Generate Voice, Music, Video, and Images with MiniMax AI: The Multimodal Toolkit Guide

Mar 27, 2026

I needed to add AI-generated media to my application: voice narration, background music, and short video clips. I looked at several providers and found MiniMax offers a unified API for all of these—TTS, music, video, and images. The best part? I could use it with pure bash scripts, no Python SDK required.

The Problem: Multiple APIs, Multiple Integrations

Most AI media providers specialize in one thing. You get TTS from one service, music from another, video from a third. Each has its own SDK, authentication, and workflow.

I wanted something simpler.
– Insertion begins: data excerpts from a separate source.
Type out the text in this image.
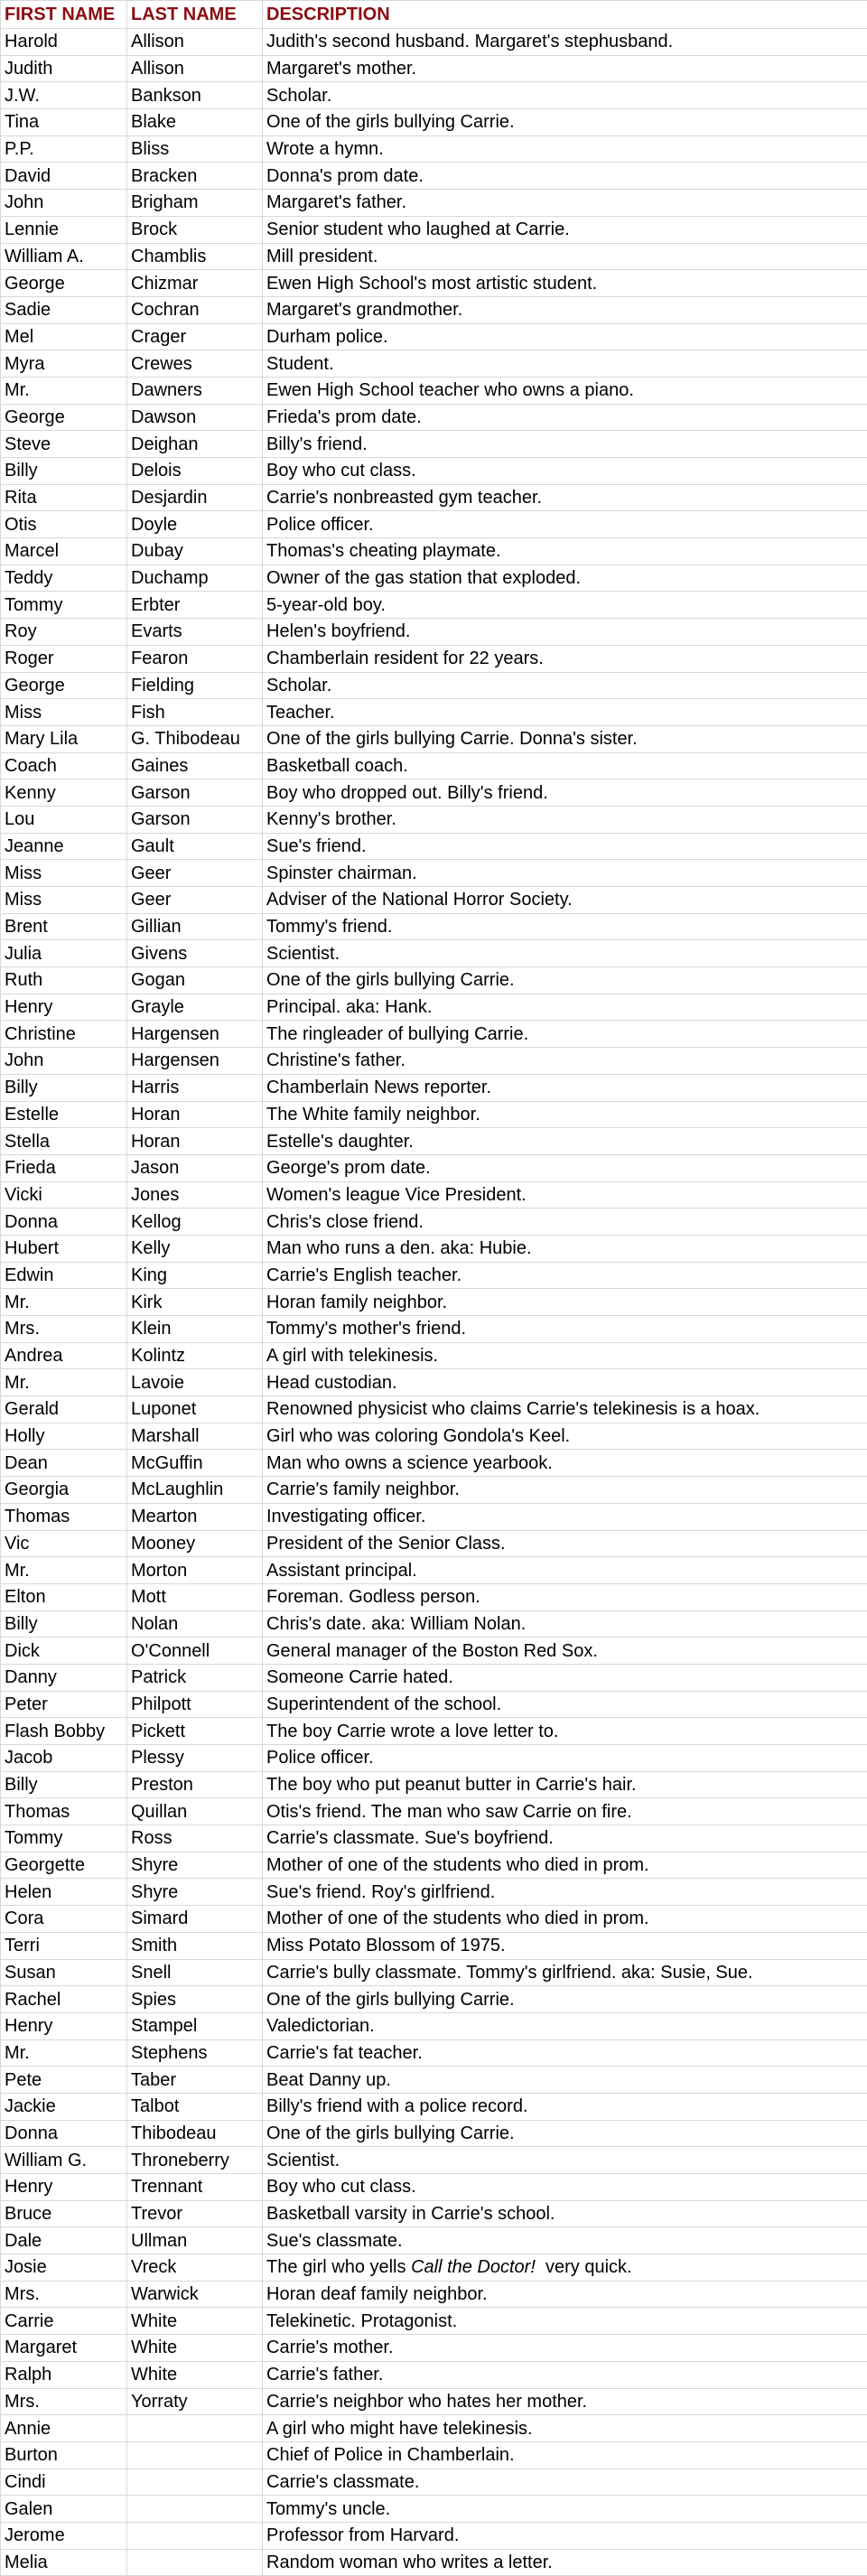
FIRST NAME	LAST NAME	DESCRIPTION
Harold	Allison	Judith's second husband. Margaret's stephusband.
Judith	Allison	Margaret's mother.
J.W.	Bankson	Scholar.
Tina	Blake	One of the girls bullying Carrie.
P.P.	Bliss	Wrote a hymn.
David	Bracken	Donna's prom date.
John	Brigham	Margaret's father.
Lennie	Brock	Senior student who laughed at Carrie.
William A.	Chamblis	Mill president.
George	Chizmar	Ewen High School's most artistic student.
Sadie	Cochran	Margaret's grandmother.
Mel	Crager	Durham police.
Myra	Crewes	Student.
Mr.	Dawners	Ewen High School teacher who owns a piano.
George	Dawson	Frieda's prom date.
Steve	Deighan	Billy's friend.
Billy	Delois	Boy who cut class.
Rita	Desjardin	Carrie's nonbreasted gym teacher.
Otis	Doyle	Police officer.
Marcel	Dubay	Thomas's cheating playmate.
Teddy	Duchamp	Owner of the gas station that exploded.
Tommy	Erbter	5-year-old boy.
Roy	Evarts	Helen's boyfriend.
Roger	Fearon	Chamberlain resident for 22 years.
George	Fielding	Scholar.
Miss	Fish	Teacher.
Mary Lila	G. Thibodeau	One of the girls bullying Carrie. Donna's sister.
Coach	Gaines	Basketball coach.
Kenny	Garson	Boy who dropped out. Billy's friend.
Lou	Garson	Kenny's brother.
Jeanne	Gault	Sue's friend.
Miss	Geer	Spinster chairman.
Miss	Geer	Adviser of the National Horror Society.
Brent	Gillian	Tommy's friend.
Julia	Givens	Scientist.
Ruth	Gogan	One of the girls bullying Carrie.
Henry	Grayle	Principal. aka: Hank.
Christine	Hargensen	The ringleader of bullying Carrie.
John	Hargensen	Christine's father.
Billy	Harris	Chamberlain News reporter.
Estelle	Horan	The White family neighbor.
Stella	Horan	Estelle's daughter.
Frieda	Jason	George's prom date.
Vicki	Jones	Women's league Vice President.
Donna	Kellog	Chris's close friend.
Hubert	Kelly	Man who runs a den. aka: Hubie.
Edwin	King	Carrie's English teacher.
Mr.	Kirk	Horan family neighbor.
Mrs.	Klein	Tommy's mother's friend.
Andrea	Kolintz	A girl with telekinesis.
Mr.	Lavoie	Head custodian.
Gerald	Luponet	Renowned physicist who claims Carrie's telekinesis is a hoax.
Holly	Marshall	Girl who was coloring Gondola's Keel.
Dean	McGuffin	Man who owns a science yearbook.
Georgia	McLaughlin	Carrie's family neighbor.
Thomas	Mearton	Investigating officer.
Vic	Mooney	President of the Senior Class.
Mr.	Morton	Assistant principal.
Elton	Mott	Foreman. Godless person.
Billy	Nolan	Chris's date. aka: William Nolan.
Dick	O'Connell	General manager of the Boston Red Sox.
Danny	Patrick	Someone Carrie hated.
Peter	Philpott	Superintendent of the school.
Flash Bobby	Pickett	The boy Carrie wrote a love letter to.
Jacob	Plessy	Police officer.
Billy	Preston	The boy who put peanut butter in Carrie's hair.
Thomas	Quillan	Otis's friend. The man who saw Carrie on fire.
Tommy	Ross	Carrie's classmate. Sue's boyfriend.
Georgette	Shyre	Mother of one of the students who died in prom.
Helen	Shyre	Sue's friend. Roy's girlfriend.
Cora	Simard	Mother of one of the students who died in prom.
Terri	Smith	Miss Potato Blossom of 1975.
Susan	Snell	Carrie's bully classmate. Tommy's girlfriend. aka: Susie, Sue.
Rachel	Spies	One of the girls bullying Carrie.
Henry	Stampel	Valedictorian.
Mr.	Stephens	Carrie's fat teacher.
Pete	Taber	Beat Danny up.
Jackie	Talbot	Billy's friend with a police record.
Donna	Thibodeau	One of the girls bullying Carrie.
William G.	Throneberry	Scientist.
Henry	Trennant	Boy who cut class.
Bruce	Trevor	Basketball varsity in Carrie's school.
Dale	Ullman	Sue's classmate.
Josie	Vreck	The girl who yells Call the Doctor!  very quick.
Mrs.	Warwick	Horan deaf family neighbor.
Carrie	White	Telekinetic. Protagonist.
Margaret	White	Carrie's mother.
Ralph	White	Carrie's father.
Mrs.	Yorraty	Carrie's neighbor who hates her mother.
Annie		A girl who might have telekinesis.
Burton		Chief of Police in Chamberlain.
Cindi		Carrie's classmate.
Galen		Tommy's uncle.
Jerome		Professor from Harvard.
Melia		Random woman who writes a letter.
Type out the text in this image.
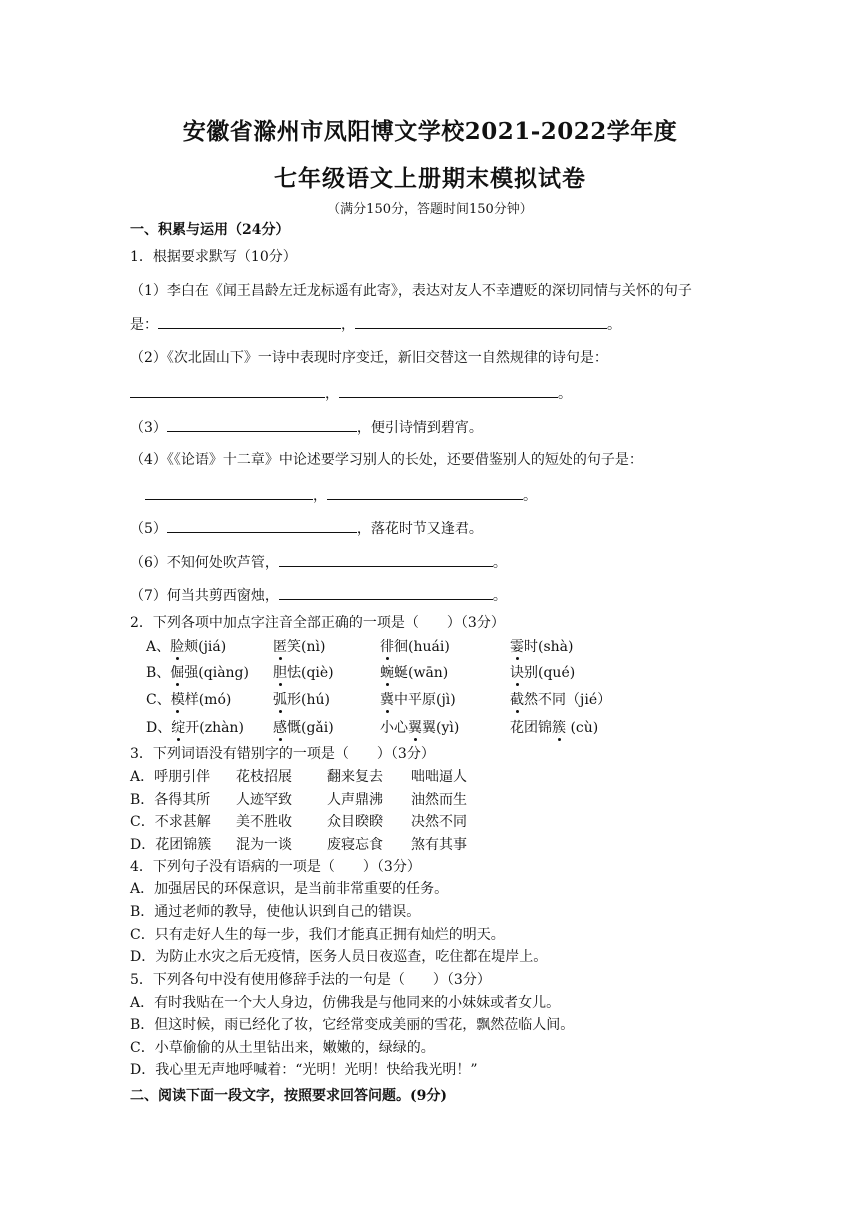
安徽省滁州市凤阳博文学校2021-2022学年度
七年级语文上册期末模拟试卷
（满分150分，答题时间150分钟）
一、积累与运用（24分）
1．根据要求默写（10分）
（1）李白在《闻王昌龄左迁龙标遥有此寄》，表达对友人不幸遭贬的深切同情与关怀的句子
是：	，	。
（2）《次北固山下》一诗中表现时序变迁，新旧交替这一自然规律的诗句是：
，	。
（3）	，便引诗情到碧宵。
（4）《《论语》十二章》中论述要学习别人的长处，还要借鉴别人的短处的句子是：
，	。
（5）	，落花时节又逢君。
（6）不知何处吹芦管，	。
（7）何当共剪西窗烛，	。
2．下列各项中加点字注音全部正确的一项是（　　）（3分）
A、脸颊(jiá)	匿笑(nì)	徘徊(huái)	霎时(shà)
B、倔强(qiàng) 胆怯(qiè)	蜿蜒(wān)	诀别(qué)
C、模样(mó)	弧形(hú)	冀中平原(jì)	截然不同（jié）
D、绽开(zhàn) 感慨(gǎi)	小心翼翼(yì)	花团锦簇 (cù)
3．下列词语没有错别字的一项是（　　）（3分）
A．呼朋引伴 花枝招展	翻来复去 咄咄逼人
B．各得其所 人迹罕致	人声鼎沸 油然而生
C．不求甚解 美不胜收	众目睽睽 决然不同
D．花团锦簇 混为一谈	废寝忘食 煞有其事
4．下列句子没有语病的一项是（　　）（3分）
A．加强居民的环保意识，是当前非常重要的任务。
B．通过老师的教导，使他认识到自己的错误。
C．只有走好人生的每一步，我们才能真正拥有灿烂的明天。
D．为防止水灾之后无疫情，医务人员日夜巡查，吃住都在堤岸上。
5．下列各句中没有使用修辞手法的一句是（　　）（3分）
A．有时我贴在一个大人身边，仿佛我是与他同来的小妹妹或者女儿。
B．但这时候，雨已经化了妆，它经常变成美丽的雪花，飘然莅临人间。
C．小草偷偷的从土里钻出来，嫩嫩的，绿绿的。
D．我心里无声地呼喊着：“光明！光明！快给我光明！”
二、阅读下面一段文字，按照要求回答问题。(9分)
When I found the minimax-multimodal-toolkit skill, I realized MiniMax provides all four modalities through a single API. The toolkit wraps everything in bash scripts using only curl, ffmpeg, and jq.

What MiniMax Offers

Capability	Entry Point	Key Features
TTS	`scripts/tts/generate_voice.sh`	Voice cloning, voice design, multi-segment
Music	`scripts/music/generate_music.sh`	Songs with lyrics, instrumentals
Image	`scripts/image/generate_image.sh`	Text-to-image, character reference
Video	`scripts/video/generate_video.sh`	Text-to-video, image-to-video, templates
Long Video	`scripts/video/generate_long_video.sh`	Multi-scene with crossfade

API Configuration

MiniMax has two endpoints depending on your account region:

# China Mainland
export MINIMAX_API_HOST="https://api.minimaxi.com"

# or Global
export MINIMAX_API_HOST="https://api.minimax.io"

# Your API key (starts with sk-api- or sk-cp-)
export MINIMAX_API_KEY="sk-api-your-key-here"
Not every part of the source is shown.